At the systems level, the findings support streamlined models such as oncologist-led mainstreaming with genetics referral for positive, uncertain, or complex results. These models may be particularly useful for older patients, who can face logistical barriers to separate genetics appointments. Educational efforts should also address age bias in testing referrals and emphasize that the value of testing extends beyond the index patient.
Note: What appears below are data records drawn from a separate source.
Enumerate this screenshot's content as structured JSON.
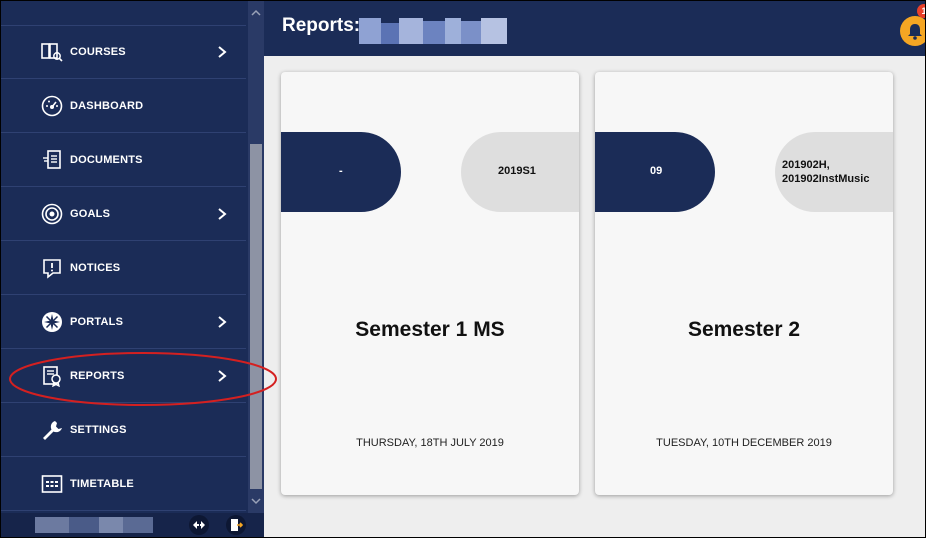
{
  "sidebar": {
    "items": [
      {
        "label": "COURSES",
        "icon": "courses-icon",
        "has_chevron": true
      },
      {
        "label": "DASHBOARD",
        "icon": "dashboard-icon",
        "has_chevron": false
      },
      {
        "label": "DOCUMENTS",
        "icon": "documents-icon",
        "has_chevron": false
      },
      {
        "label": "GOALS",
        "icon": "target-icon",
        "has_chevron": true
      },
      {
        "label": "NOTICES",
        "icon": "notice-icon",
        "has_chevron": false
      },
      {
        "label": "PORTALS",
        "icon": "portals-icon",
        "has_chevron": true
      },
      {
        "label": "REPORTS",
        "icon": "reports-icon",
        "has_chevron": true
      },
      {
        "label": "SETTINGS",
        "icon": "wrench-icon",
        "has_chevron": false
      },
      {
        "label": "TIMETABLE",
        "icon": "timetable-icon",
        "has_chevron": false
      }
    ],
    "footer_icons": [
      "swap-icon",
      "logout-icon"
    ]
  },
  "header": {
    "title": "Reports:",
    "notification_count": "1"
  },
  "cards": [
    {
      "left_pill": "-",
      "right_pill_lines": [
        "2019S1"
      ],
      "title": "Semester 1 MS",
      "date": "THURSDAY, 18TH JULY 2019"
    },
    {
      "left_pill": "09",
      "right_pill_lines": [
        "201902H,",
        "201902InstMusic"
      ],
      "title": "Semester 2",
      "date": "TUESDAY, 10TH DECEMBER 2019"
    }
  ],
  "colors": {
    "navy": "#1b2c57",
    "accent_bell": "#f5a623",
    "highlight": "#d42020"
  }
}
For counseling, clinicians should explain that although the chance of finding an inherited variant is lower after age 70 than at younger ages, it remains high enough to matter. A concise way to frame the discussion is that age changes probability, not relevance. A negative family history should not be treated as a reason to decline testing, especially in ovarian cancer, where guideline-based testing is already broad.
Conclusion
Shachar and colleagues provide persuasive large-scale evidence that ovarian cancer patients aged 70 years and older still carry clinically actionable germline variants at a meaningful rate. Although prevalence is lower than in younger patients, approximately 6.6% of older patients had pathogenic or likely pathogenic variants in established ovarian cancer susceptibility genes, and they were substantially less likely to report a family history of cancer. The implication is clear: family-history-based approaches become less sensitive with age and risk missing patients who could benefit from genetic information. For clinicians and health systems, the appropriate response is not to narrow testing in older adults, but to ensure that age-inclusive, guideline-concordant germline testing is consistently offered.
Funding and ClinicalTrials.gov
The abstract describes a retrospective analysis of the Myriad Collaborative Research Registry and does not report a ClinicalTrials.gov registration number. Specific study funding details are not provided in the abstract and should be confirmed from the full text.